Performance optimization can cause meshes disappear

Hi everybody,

I am working on a project that can have very large mesh counts (at now for about 2500 but expected to have more in the future). Every mesh may have different shapes and dimensions which means that I cannot use instance. So, I decided to use if there are other solutions for me to optimize the scene.

I am now having at max 2500 drawcalls (since I don’t need always show them all) about 10 materials, 1 light and no textures. I am experiencing about only 20 frames per second.

To make the problem feel clear, I would like to do a brief introduction on my project and how I have done till now to try to fix the problem:

  1. It is a simulation project (digital twin) that can connect to real world situations. Because of that, I will have to do a lot of calculation on the position and rotation on the coordinate to make it work in BJS. Currently I found that the TransformNode.lookAt() and TransformNode.rotate() takes a lot of time to compute.


    You can see that it is doing a lot of computeWorldMatrix.

  2. So, I decided to make these functions to be called at a web worker. However, this seems does not to work when I pass anything inside BJS to the webworker(e.g., TransformNode or Vector3). And at here, I notice that the performance issue may not related to the calculation, since it was stuck at the same framerate no matter I do the calculation or not.

  3. Then I went to the documentation of optimizing the scene, (Optimizing Your Scene | Not updating the bounding info). By adding mesh.doNotSyncBoundingInfo = true; My scene looks really weird like this:
    Honeycam 2023-10-25 09-29-15
    What it normally shows is this:
    Honeycam 2023-10-25 09-31-57
    You can see that some of the meshes can be disappeared.

Does anybody have ideas on this?

The doc says “In conjonction with mesh.alwaysSelectAsActiveMesh”, so set mesh.alwaysSelectAsActiveMesh = true and see if it works.

Thanks for the fast reply!

Yes, it seems to be displayed correctly, however, the draw calls stay in 2000, that is what I do not want, since this make the framerate even worser.

Do you have any other ideas on how I can improve the performance?

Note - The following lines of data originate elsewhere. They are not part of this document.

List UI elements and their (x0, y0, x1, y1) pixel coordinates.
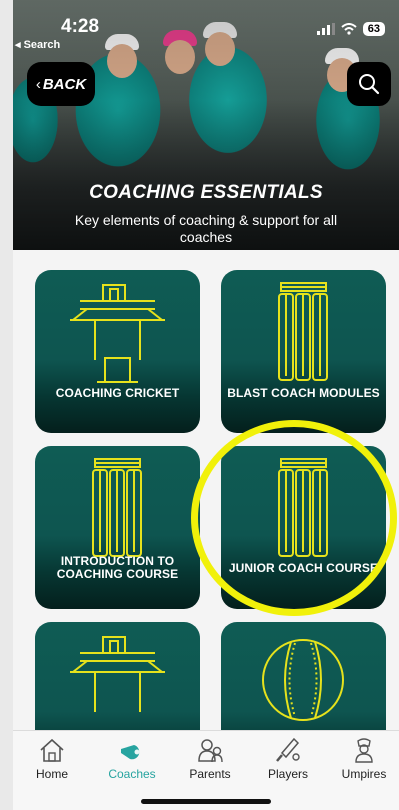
card-blast-coach-modules[interactable]: BLAST COACH MODULES (221, 270, 386, 433)
tab-umpires[interactable]: Umpires (329, 737, 399, 781)
signal-icon (316, 23, 335, 35)
home-indicator (141, 799, 271, 804)
search-icon (359, 74, 380, 95)
wickets-icon (278, 282, 328, 381)
tab-label: Coaches (108, 767, 156, 781)
tab-parents[interactable]: Parents (175, 737, 245, 781)
tab-coaches[interactable]: Coaches (97, 737, 167, 781)
back-button-label: BACK (42, 75, 87, 93)
wickets-icon (92, 458, 142, 557)
page-title: COACHING ESSENTIALS (89, 182, 323, 203)
tab-label: Home (35, 767, 68, 781)
back-button[interactable]: ‹ BACK (27, 62, 95, 106)
card-label: INTRODUCTION TO COACHING COURSE (56, 554, 179, 581)
whistle-icon (121, 745, 140, 760)
umpire-icon (355, 738, 373, 763)
card-label: COACHING CRICKET (55, 386, 180, 400)
chevron-left-icon: ‹ (35, 75, 41, 93)
highlight-circle (191, 420, 397, 616)
tab-label: Players (267, 767, 308, 781)
battery-indicator: 63 (362, 22, 385, 36)
batting-tee-icon (70, 284, 165, 383)
card-introduction-coaching-course[interactable]: INTRODUCTION TO COACHING COURSE (35, 446, 200, 609)
back-to-search[interactable]: ◂ Search (15, 38, 60, 51)
app-screen: 4:28 ◂ Search 63 ‹ BACK COACHING ESSENTI… (13, 0, 399, 810)
wifi-icon (341, 23, 357, 35)
back-to-search-label: Search (23, 39, 61, 51)
parents-icon (198, 739, 223, 763)
tab-label: Parents (189, 767, 231, 781)
home-icon (40, 738, 64, 762)
status-time: 4:28 (61, 16, 100, 37)
card-coaching-cricket[interactable]: COACHING CRICKET (35, 270, 200, 433)
search-button[interactable] (347, 62, 391, 106)
tab-label: Umpires (341, 767, 387, 781)
bottom-tab-bar: Home Coaches Parents Players Umpires (13, 730, 399, 810)
hero-banner: 4:28 ◂ Search 63 ‹ BACK COACHING ESSENTI… (13, 0, 399, 250)
tab-home[interactable]: Home (17, 737, 87, 781)
card-label: BLAST COACH MODULES (227, 386, 380, 400)
tab-players[interactable]: Players (253, 737, 323, 781)
page-subtitle: Key elements of coaching & support for a… (74, 212, 338, 245)
status-icons: 63 (316, 22, 385, 36)
bat-icon (276, 737, 300, 762)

Join meshes with the same material if they are not required to move (TRS or bone animations)
Thin Instances can also be used if many meshes share the same vertex and material.
EXT_mesh_gpu_instancing can be imported as thin instances.

1 Like

Thanks! I know that people can use instance to reduce draw call, but how can I use instance on my situation? In my knowledge, instance can only be used when you have a lot of similar(identical) objects, the only thing you can adjust on the dimension of the mesh is scale. In my case, I have made all of these meshes “manually”, meaning that I generate them using their vertex coordinates, so it is likely that they are different to each other. Are there still other solutions for this case?

Did you try those ? Optimizing Your Scene | Babylon.js Documentation

Also mergeMeshes in your case might help a lot I guess.

Assuming the meshes in your scene is static, another way is to export your scene to gltf and run things like dedup, flatten, instance, join, and import it back.